I turned before she could answer and walked to the window because I needed distance, needed something solid to anchor to. Frost laced the glass in white patterns that caught what little daylight there was. I focused on the ice. Counted my breaths. Rebuilt the walls.
Behind me, I heard the faint scrape of her chair shifting. Nothing else. Silence stretched again, not the same silence as before. This one carried the weight of what she’d seen in my eyes while the flashbacks dragged me under.

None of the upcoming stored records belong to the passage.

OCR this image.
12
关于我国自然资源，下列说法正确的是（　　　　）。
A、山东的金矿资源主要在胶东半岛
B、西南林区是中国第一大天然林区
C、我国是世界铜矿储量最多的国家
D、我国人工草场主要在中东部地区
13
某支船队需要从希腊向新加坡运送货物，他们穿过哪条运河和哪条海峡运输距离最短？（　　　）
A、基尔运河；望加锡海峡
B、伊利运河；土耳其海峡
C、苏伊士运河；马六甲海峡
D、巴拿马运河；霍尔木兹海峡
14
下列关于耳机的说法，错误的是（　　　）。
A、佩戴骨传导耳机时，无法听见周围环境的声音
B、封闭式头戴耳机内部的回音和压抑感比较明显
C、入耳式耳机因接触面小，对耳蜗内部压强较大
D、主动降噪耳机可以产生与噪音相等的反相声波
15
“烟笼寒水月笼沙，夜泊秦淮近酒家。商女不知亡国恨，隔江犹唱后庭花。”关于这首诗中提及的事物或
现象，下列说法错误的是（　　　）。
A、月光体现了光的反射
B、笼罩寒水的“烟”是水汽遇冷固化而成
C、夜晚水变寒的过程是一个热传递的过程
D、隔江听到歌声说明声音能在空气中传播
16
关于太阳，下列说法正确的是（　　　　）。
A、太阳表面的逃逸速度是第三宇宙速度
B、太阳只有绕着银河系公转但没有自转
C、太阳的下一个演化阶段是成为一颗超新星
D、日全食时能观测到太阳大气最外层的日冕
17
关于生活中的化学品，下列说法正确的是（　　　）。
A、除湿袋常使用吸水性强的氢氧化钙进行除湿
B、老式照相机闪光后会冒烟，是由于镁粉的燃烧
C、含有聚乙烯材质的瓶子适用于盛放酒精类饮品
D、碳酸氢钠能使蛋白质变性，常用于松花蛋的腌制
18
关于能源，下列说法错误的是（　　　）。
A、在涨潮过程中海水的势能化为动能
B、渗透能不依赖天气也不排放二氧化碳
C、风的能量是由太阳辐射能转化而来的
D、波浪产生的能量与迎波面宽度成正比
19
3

Weakness. The one thing I wasn’t allowed to have.
I watched snow drift past the window, thickening again into whiteout. Another storm rolling in. The drifts against the cabin walls were already high. We weren’t going anywhere. No one was coming.
I felt Mia behind me before I heard her breathe.
Hunger had drained the strength from her body—anyone else would miss the signs.
But my whole job—my whole life—had been reading the small things.
The slack way her body sat in the chair.
The uneven rhythm of her breaths. The shake in her hands she was trying to hide. She was running out of time.
And still she wouldn’t eat.
Because I’d kept her alive without giving her a reason.
Vincent’s voice tried to surface again. Obedience or death. You don’t get to want things. You don’t get to feel things.
But I’d already crossed that line. The moment I’d spared Mia Grant in that house, I’d made a choice I wasn’t built to justify.
She should be dead. That was the rule. The clean solution. The only ending that protected the family.
Instead she was here, starving herself to hurt me in the only way she could.
And it was working.
I turned from the window long enough to look at her. She didn’t meet my eyes this time. She stared at the table, jaw tight, hands trembling near the untouched sandwich. She was dizzy. Lightheaded. Every instinct in her body telling her to eat while her mind told her to fight.
I knew that feeling better than she realized.
I walked back to the counter and braced my hands against it, letting the cold of the surface bleed into my palms. I didn’t look at her when I spoke.“You’re not going to die in this cabin.”
The vow came out before I decided whether I meant to say it aloud.